Assoc Prof Ayeb-Karlsson is also an Honorary Senior Scientist at the UN University’s Migration Section in Bonn, Germany, she leads the mental health work of the Lancet Countdown, and was part of the ‘Royal College of Psychiatrist’s Climate Emergency and Mental Health Task and Finish Group’. She is a core member of the SHERA research group and on the Hague Mothers UK steering committee. She is an associate editor for and on the editorial boards of four international high impact academic journals. Her work is well-published and widely covered by media outlets across the world.
Currently, she is particularly interested in furthering our understanding of policy protection vs. lack of protection, psychologically ‘trapped’ populations or legal entrapment, and safeguarding through specific legal systems and policy tools (such as Family and Criminal Law, the Human Rights Act, the Istanbul Convention, and the Convention on the Rights of the Child).

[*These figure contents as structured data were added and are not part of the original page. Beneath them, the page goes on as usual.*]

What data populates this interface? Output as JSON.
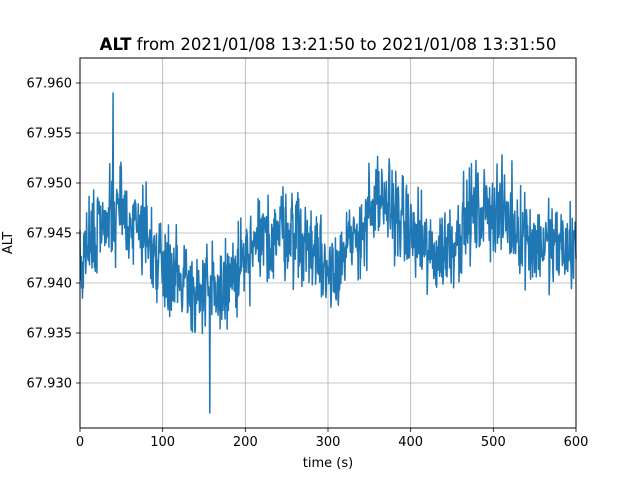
{
  "chart_data": {
    "type": "line",
    "title": {
      "variable": "ALT",
      "rest": " from 2021/01/08 13:21:50 to 2021/01/08 13:31:50"
    },
    "xlabel": "time (s)",
    "ylabel": "ALT",
    "xlim": [
      0,
      600
    ],
    "ylim": [
      67.9255,
      67.9625
    ],
    "xticks": [
      0,
      100,
      200,
      300,
      400,
      500,
      600
    ],
    "xtick_labels": [
      "0",
      "100",
      "200",
      "300",
      "400",
      "500",
      "600"
    ],
    "yticks": [
      67.93,
      67.935,
      67.94,
      67.945,
      67.95,
      67.955,
      67.96
    ],
    "ytick_labels": [
      "67.930",
      "67.935",
      "67.940",
      "67.945",
      "67.950",
      "67.955",
      "67.960"
    ],
    "grid": true,
    "line_color": "#1f77b4",
    "series": [
      {
        "trend_x": [
          0,
          25,
          50,
          75,
          100,
          125,
          150,
          175,
          200,
          225,
          250,
          275,
          300,
          325,
          350,
          375,
          400,
          425,
          450,
          475,
          500,
          525,
          550,
          575,
          600
        ],
        "trend_y": [
          67.9425,
          67.946,
          67.947,
          67.9455,
          67.942,
          67.9405,
          67.9385,
          67.9395,
          67.942,
          67.9445,
          67.9455,
          67.944,
          67.9415,
          67.943,
          67.947,
          67.948,
          67.945,
          67.9425,
          67.944,
          67.947,
          67.9475,
          67.946,
          67.944,
          67.9435,
          67.9435
        ],
        "noise_amplitude": 0.0045,
        "min": {
          "x": 157,
          "y": 67.927
        },
        "max": {
          "x": 40,
          "y": 67.959
        }
      }
    ]
  }
}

Assoc Prof Ayeb-Karlsson is available for PhD supervision in any of these research areas as well as work linked to the study of (im)mobility, gender-based and structural violence, conflict and disasters, non-economic loss and damage and other policy areas focused on the climate-violence-health loss nexus, Violence Against Women and Children (conflict, interpersonal, and domestic), child sexual abuse, exploitation and human trafficking, as well as policy and legal weaponisation or lawfare such as through the use of so-called 'parental alienation' or Hague parental ‘abduction’ proceedings to continue legal abuse and coercive control.